# Importing libraries

In [7]:
import pandas as pd
from common_fun import *

# Read parquet file

In [2]:
file_path = "../data/eng_1516_events.parquet"

In [3]:
df = pd.read_parquet(file_path)

In [6]:
group_pos = pd.read_csv('../data/expanded_positions.csv')

Saving column names

In [4]:
column_list = df.columns.tolist()

In [13]:
group_pos_df = pd.merge(
    df,
    group_pos,
    left_on='position',
    right_on='Position Name'
)
group_pos_df = group_pos_df.drop(columns=['Position Number','Position Abbreviation', 'Position Name'])
group_pos_df = group_pos_df.rename(columns={'Position Category': 'position_group_name'})

In [16]:
def get_player_pos_match(event_data: pd.DataFrame) -> pd.DataFrame:
    """Count how many times over all the matches each player assumed
    each position.

    Parameters
    ----------
    event_data : pd.DataFrame
        Statsbomb event data of all the matches

    Returns
    -------
    pd.DataFrame
        Dataframe with player_id, player, position_group_name, pos_count
    """
    player_pos = pd.DataFrame(columns=['match_id','player_id','player','position_group_name'])
    # Iterate over each match and save the players' positions
    for match_id, match_df in event_data.groupby(by='match_id'):
        curr_player_pos = match_df[['player_id','player','position_group_name']].drop_duplicates(ignore_index=True).dropna()
        curr_player_pos['match_id'] = match_id
        player_pos = pd.concat([player_pos, curr_player_pos], ignore_index=True)
    # Exclude the Substitute position
    player_pos = player_pos[player_pos['position_group_name'] != 'Substitute']
    # For each player count how many times he assumed each position
    player_pos = player_pos.groupby(by=['player_id','player']) \
                            ['position_group_name'].value_counts() \
                            .reset_index(name='pos_count')
    return player_pos

In [17]:
def get_player_position(event_data: pd.DataFrame) -> pd.DataFrame:
    """Get the main player's position.
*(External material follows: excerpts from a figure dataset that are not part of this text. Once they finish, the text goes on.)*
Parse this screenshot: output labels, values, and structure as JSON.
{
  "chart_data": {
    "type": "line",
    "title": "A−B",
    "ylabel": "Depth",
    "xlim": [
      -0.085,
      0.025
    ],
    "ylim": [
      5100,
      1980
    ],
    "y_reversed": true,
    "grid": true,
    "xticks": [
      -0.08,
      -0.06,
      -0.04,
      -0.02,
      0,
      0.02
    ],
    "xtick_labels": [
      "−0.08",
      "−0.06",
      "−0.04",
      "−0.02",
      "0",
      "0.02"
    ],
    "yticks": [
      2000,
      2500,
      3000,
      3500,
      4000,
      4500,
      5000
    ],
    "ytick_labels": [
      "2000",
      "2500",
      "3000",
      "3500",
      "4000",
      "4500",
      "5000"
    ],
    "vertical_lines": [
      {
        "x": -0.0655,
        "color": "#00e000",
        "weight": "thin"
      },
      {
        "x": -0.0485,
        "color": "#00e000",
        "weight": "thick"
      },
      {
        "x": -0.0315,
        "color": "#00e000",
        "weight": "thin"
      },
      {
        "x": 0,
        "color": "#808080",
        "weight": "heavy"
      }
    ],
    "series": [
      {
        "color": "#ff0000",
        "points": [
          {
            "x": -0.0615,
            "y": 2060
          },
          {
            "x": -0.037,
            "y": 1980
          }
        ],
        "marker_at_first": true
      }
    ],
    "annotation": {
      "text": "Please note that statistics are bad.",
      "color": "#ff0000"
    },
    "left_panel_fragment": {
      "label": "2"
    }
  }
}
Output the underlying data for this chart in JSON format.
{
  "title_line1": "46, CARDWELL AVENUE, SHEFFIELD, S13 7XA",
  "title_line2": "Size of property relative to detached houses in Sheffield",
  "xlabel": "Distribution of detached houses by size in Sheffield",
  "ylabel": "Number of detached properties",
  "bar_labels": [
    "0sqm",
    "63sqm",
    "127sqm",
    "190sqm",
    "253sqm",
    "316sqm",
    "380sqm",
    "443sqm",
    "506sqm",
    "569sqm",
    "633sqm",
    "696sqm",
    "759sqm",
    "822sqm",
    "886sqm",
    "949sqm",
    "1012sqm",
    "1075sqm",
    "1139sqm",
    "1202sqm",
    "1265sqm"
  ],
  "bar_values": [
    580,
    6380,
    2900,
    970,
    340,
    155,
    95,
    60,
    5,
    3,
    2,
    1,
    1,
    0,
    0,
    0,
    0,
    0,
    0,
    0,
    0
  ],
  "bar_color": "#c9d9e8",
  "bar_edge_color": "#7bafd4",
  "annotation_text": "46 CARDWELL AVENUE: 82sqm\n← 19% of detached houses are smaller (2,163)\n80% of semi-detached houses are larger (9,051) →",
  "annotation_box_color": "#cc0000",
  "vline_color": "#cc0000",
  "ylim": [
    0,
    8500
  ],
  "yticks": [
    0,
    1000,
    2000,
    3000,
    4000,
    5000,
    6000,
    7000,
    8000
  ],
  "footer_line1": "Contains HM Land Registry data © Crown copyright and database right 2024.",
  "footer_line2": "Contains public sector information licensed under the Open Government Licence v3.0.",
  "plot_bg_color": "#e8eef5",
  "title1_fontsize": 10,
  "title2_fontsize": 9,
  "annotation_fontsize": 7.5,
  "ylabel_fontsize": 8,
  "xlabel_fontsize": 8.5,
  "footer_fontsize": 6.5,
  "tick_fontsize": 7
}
First, count how many times over
    matches a player had a certain position; then, keep only the position(s)
    with the maximum count (in case of tied values keep all the positions with
    the maximum). The main player's position is the position that he had one 
    time more of the other ones.

    Parameters
    ----------
    event_data : pd.DataFrame
        Statsbomb event data of all the matches

    Returns
    -------
    pd.DataFrame
        Dataframe with player_id, player_name, position_group_name
    """
    player_pos_count = get_player_pos_match(event_data=event_data)
    # Find the maximum position count for each player
    max_counts = player_pos_count.groupby(['player_id', 'player'])['pos_count'].transform('max')
    p_pos = player_pos_count[player_pos_count['pos_count'] == max_counts]
    p_pos = p_pos.drop(columns='pos_count')
    return p_pos

In [18]:
player_positions = get_player_position(event_data=group_pos_df)

  player_pos = pd.concat([player_pos, curr_player_pos], ignore_index=True)


In [19]:
player_positions.to_csv('../data/player_positions.csv', index=False)